Suhanra Conradie, CEO of the Western Cape Citrus Producers Forum, also expects brisk movement of South African fruit this summer, thanks in part to some help from California.
“We’re hearing from our importer partners and also from retailers that there will be strong demand for South African Summer citrus this season, particularly at the start,” she said. “We understand that domestic citrus is likely to exit markets early.”
The exchange rate always plays a role in South African citrus grower-shippers’ decisions to ship to the U.S., as do many other factors, Conradie said.
Because of the strong demand, though, it’s easily worth the effort.
“Exporting to the U.S. is costly, but the return is positive to both the U.S. and South Africa,” she said. “The program creates and supports jobs in both countries, and U.S. consumers have access to excellent citrus throughout the U.S. domestic citrus off-season.”
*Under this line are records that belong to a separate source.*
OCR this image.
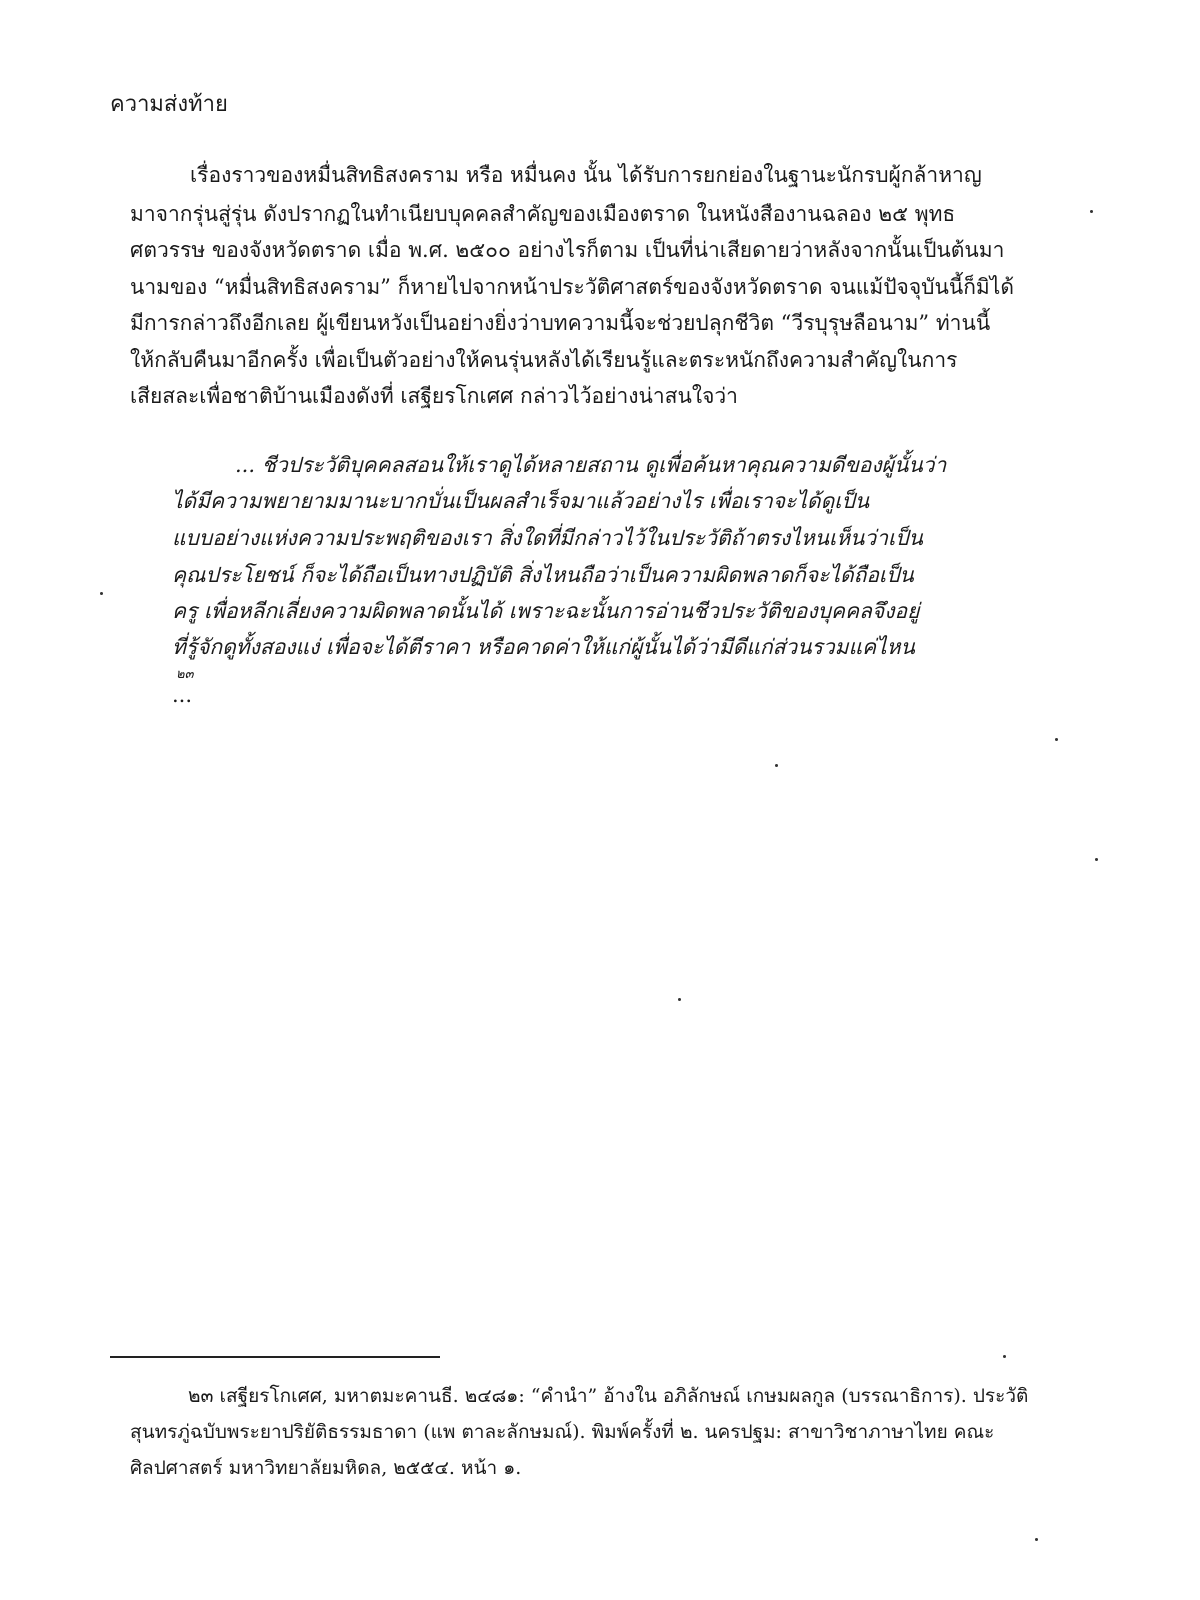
ความส่งท้าย
เรื่องราวของหมื่นสิทธิสงคราม หรือ หมื่นคง นั้น ได้รับการยกย่องในฐานะนักรบผู้กล้าหาญ
มาจากรุ่นสู่รุ่น ดังปรากฏในทำเนียบบุคคลสำคัญของเมืองตราด ในหนังสืองานฉลอง ๒๕ พุทธ
ศตวรรษ ของจังหวัดตราด เมื่อ พ.ศ. ๒๕๐๐ อย่างไรก็ตาม เป็นที่น่าเสียดายว่าหลังจากนั้นเป็นต้นมา
นามของ “หมื่นสิทธิสงคราม” ก็หายไปจากหน้าประวัติศาสตร์ของจังหวัดตราด จนแม้ปัจจุบันนี้ก็มิได้
มีการกล่าวถึงอีกเลย ผู้เขียนหวังเป็นอย่างยิ่งว่าบทความนี้จะช่วยปลุกชีวิต “วีรบุรุษลือนาม” ท่านนี้
ให้กลับคืนมาอีกครั้ง เพื่อเป็นตัวอย่างให้คนรุ่นหลังได้เรียนรู้และตระหนักถึงความสำคัญในการ
เสียสละเพื่อชาติบ้านเมืองดังที่ เสฐียรโกเศศ กล่าวไว้อย่างน่าสนใจว่า
... ชีวประวัติบุคคลสอนให้เราดูได้หลายสถาน ดูเพื่อค้นหาคุณความดีของผู้นั้นว่า
ได้มีความพยายามมานะบากบั่นเป็นผลสำเร็จมาแล้วอย่างไร เพื่อเราจะได้ดูเป็น
แบบอย่างแห่งความประพฤติของเรา สิ่งใดที่มีกล่าวไว้ในประวัติถ้าตรงไหนเห็นว่าเป็น
คุณประโยชน์ ก็จะได้ถือเป็นทางปฏิบัติ สิ่งไหนถือว่าเป็นความผิดพลาดก็จะได้ถือเป็น
ครู เพื่อหลีกเลี่ยงความผิดพลาดนั้นได้ เพราะฉะนั้นการอ่านชีวประวัติของบุคคลจึงอยู่
ที่รู้จักดูทั้งสองแง่ เพื่อจะได้ตีราคา หรือคาดค่าให้แก่ผู้นั้นได้ว่ามีดีแก่ส่วนรวมแค่ไหน
๒๓
...
๒๓ เสฐียรโกเศศ, มหาตมะคานธี. ๒๔๘๑: “คำนำ” อ้างใน อภิลักษณ์ เกษมผลกูล (บรรณาธิการ). ประวัติ
สุนทรภู่ฉบับพระยาปริยัติธรรมธาดา (แพ ตาละลักษมณ์). พิมพ์ครั้งที่ ๒. นครปฐม: สาขาวิชาภาษาไทย คณะ
ศิลปศาสตร์ มหาวิทยาลัยมหิดล, ๒๕๕๔. หน้า ๑.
Efforts over the past few years to enable South African fruit to arrive in the market more quickly will bear fruit in 2014, Conradie said.
“Cold (sterilization) protocol has been reduced from 24 to 22 days,” she said. “This will enhance the shelf life of fruit.”
In addition, working closely with conventional and container lines and other service providers on both sides of the Atlantic, Conradie said, helps to ensure a cost-efficient, disciplined and continuous flow of fruit.
Forum’s promotional plans
The Western Cape Citrus Producers Forum plans to work closely with the industry’s importer partners to define promotional programs that work for retailers, Conradie said.
“In the past, POS demos coupled with recipe and meal solutions have been popular and well-received, and result in greater sales,” she said. “King Citrus will be present again in a bigger way on packaging, in stores and at various trade shows.”
In addition, the industry’s social media presence is increasing and is aligned with retail promotional programs, Conradie said.
And there’s ample room for growth.
“The idea with in-store promotions is to offer consumers a taste of our product from South Africa in order to create more demand among consumers,” she said. “Ultimately we would like to grow our program in U.S.”